I think this is Palahniuk’s best work. At least since Fight Club.
I’m not going to review this book or do a synopsis recap, but suffice to say it deals with a modern American revolution.
I read FC at least once a year. I’ve read just about everything CP has written. This one was entirely engrossing. When an author takes a “what if” premise and explores it throughly–that is an author I will continue to read. FC, though a satire, hit the sweet spot for me and resonated emotionally. I know it was a satire, and I know it was ridiculous, but I understood the emotional energy of the WHY (I’ll point out that I thought the book ends as only the book could have when pitting Man against Society and that the movie ending took a more fairy tale approach).

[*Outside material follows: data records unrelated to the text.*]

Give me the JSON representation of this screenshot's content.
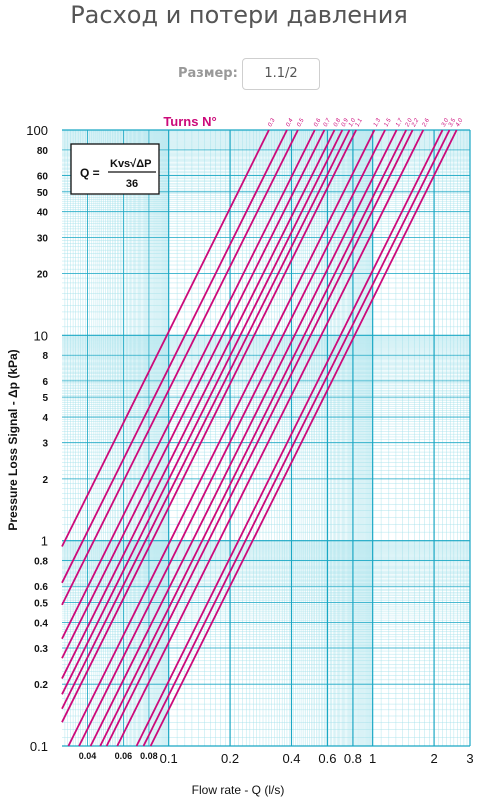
{
  "page": {
    "title": "Расход и потери давления"
  },
  "size_selector": {
    "label": "Размер:",
    "value": "1.1/2"
  },
  "chart_data": {
    "type": "line",
    "title": "Turns N°",
    "formula": {
      "lhs": "Q =",
      "num": "Kvs√ΔP",
      "den": "36"
    },
    "xlabel": "Flow rate - Q (l/s)",
    "ylabel": "Pressure Loss Signal  - Δp (kPa)",
    "x_scale": "log",
    "y_scale": "log",
    "xlim": [
      0.03,
      3
    ],
    "ylim": [
      0.1,
      100
    ],
    "x_ticks": [
      {
        "v": 0.04,
        "label": "0.04",
        "major": false
      },
      {
        "v": 0.06,
        "label": "0.06",
        "major": false
      },
      {
        "v": 0.08,
        "label": "0.08",
        "major": false
      },
      {
        "v": 0.1,
        "label": "0.1",
        "major": true
      },
      {
        "v": 0.2,
        "label": "0.2",
        "major": true
      },
      {
        "v": 0.4,
        "label": "0.4",
        "major": true
      },
      {
        "v": 0.6,
        "label": "0.6",
        "major": true
      },
      {
        "v": 0.8,
        "label": "0.8",
        "major": true
      },
      {
        "v": 1,
        "label": "1",
        "major": true
      },
      {
        "v": 2,
        "label": "2",
        "major": true
      },
      {
        "v": 3,
        "label": "3",
        "major": true
      }
    ],
    "y_ticks": [
      {
        "v": 0.1,
        "label": "0.1",
        "major": true
      },
      {
        "v": 0.2,
        "label": "0.2",
        "major": false
      },
      {
        "v": 0.3,
        "label": "0.3",
        "major": false
      },
      {
        "v": 0.4,
        "label": "0.4",
        "major": false
      },
      {
        "v": 0.5,
        "label": "0.5",
        "major": false
      },
      {
        "v": 0.6,
        "label": "0.6",
        "major": false
      },
      {
        "v": 0.8,
        "label": "0.8",
        "major": false
      },
      {
        "v": 1,
        "label": "1",
        "major": true
      },
      {
        "v": 2,
        "label": "2",
        "major": false
      },
      {
        "v": 3,
        "label": "3",
        "major": false
      },
      {
        "v": 4,
        "label": "4",
        "major": false
      },
      {
        "v": 5,
        "label": "5",
        "major": false
      },
      {
        "v": 6,
        "label": "6",
        "major": false
      },
      {
        "v": 8,
        "label": "8",
        "major": false
      },
      {
        "v": 10,
        "label": "10",
        "major": true
      },
      {
        "v": 20,
        "label": "20",
        "major": false
      },
      {
        "v": 30,
        "label": "30",
        "major": false
      },
      {
        "v": 40,
        "label": "40",
        "major": false
      },
      {
        "v": 50,
        "label": "50",
        "major": false
      },
      {
        "v": 60,
        "label": "60",
        "major": false
      },
      {
        "v": 80,
        "label": "80",
        "major": false
      },
      {
        "v": 100,
        "label": "100",
        "major": true
      }
    ],
    "series": [
      {
        "name": "0.3",
        "x_at_100kPa": 0.31
      },
      {
        "name": "0.4",
        "x_at_100kPa": 0.38
      },
      {
        "name": "0.5",
        "x_at_100kPa": 0.43
      },
      {
        "name": "0.6",
        "x_at_100kPa": 0.52
      },
      {
        "name": "0.7",
        "x_at_100kPa": 0.58
      },
      {
        "name": "0.8",
        "x_at_100kPa": 0.65
      },
      {
        "name": "0.9",
        "x_at_100kPa": 0.71
      },
      {
        "name": "1.0",
        "x_at_100kPa": 0.77
      },
      {
        "name": "1.1",
        "x_at_100kPa": 0.83
      },
      {
        "name": "1.3",
        "x_at_100kPa": 1.02
      },
      {
        "name": "1.5",
        "x_at_100kPa": 1.15
      },
      {
        "name": "1.7",
        "x_at_100kPa": 1.31
      },
      {
        "name": "2.0",
        "x_at_100kPa": 1.46
      },
      {
        "name": "2.2",
        "x_at_100kPa": 1.57
      },
      {
        "name": "2.6",
        "x_at_100kPa": 1.77
      },
      {
        "name": "3.0",
        "x_at_100kPa": 2.2
      },
      {
        "name": "3.5",
        "x_at_100kPa": 2.38
      },
      {
        "name": "4.0",
        "x_at_100kPa": 2.58
      }
    ],
    "colors": {
      "curve": "#cc0a7a",
      "grid_minor": "#9fe0ea",
      "grid_major": "#1aa7c4",
      "title": "#cc0a7a",
      "axis_text": "#111111"
    }
  }
}
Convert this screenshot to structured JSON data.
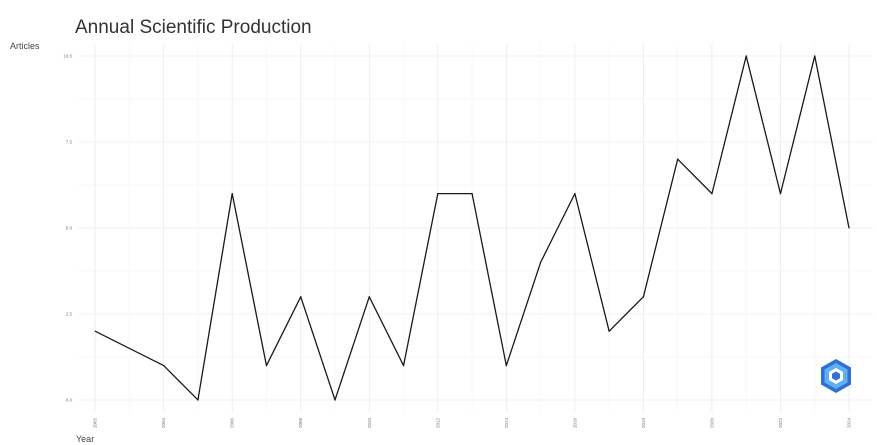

Most of his other books I’ve enjoyed for their audacity and Big Voice Factoid sprinkles, but that haven’t resonated with me emotionally until now. Adjustment Day was released in 2018 and with another twist or two, could have been an actual history book. I suspect CP’s inspiration might have been tired to the article that floated a few years illustrating how the US is actually divided into 11 political demographics. He boils it down further and tell a story of what it would take for that happen – though his 11 is closer to 4.
Most books and films usually spend their time trying to STOP the main event, so I was quite pleased that it happens at the midway point and we spend time int the aftermath. The book reads like a novel plus a novella of a sequel, much like Neil Stevenson’s Seveneves, which will leave a certain type of reader to suggest the end was rushed. I felt the book could have ended at various points, and I would have been satisfied, but am pleased he continued on.
It may not be your cup of tea, but I highly recommend it.
(Side note: I started reading Adjustment Day on Kindle, and lost the thread, but I ordered the book and devoured it. I was an early adopter of the Kindle (I did my thesis reading from my Kindle) and would buy both eBooks and physical books. My former commute made the Kindle a necessity and my back pack lighter. I don’t know what flipped the switch for me. Maybe because of The Fountain I’ve been paying closer attention to layout and fonts. Confession, I am a bit of a font snob – hell, I’m a margin snob – as my publisher will attest. Regardless, I devoured the physical copy. And now I need my own Adjustment Day to find more shelf space.)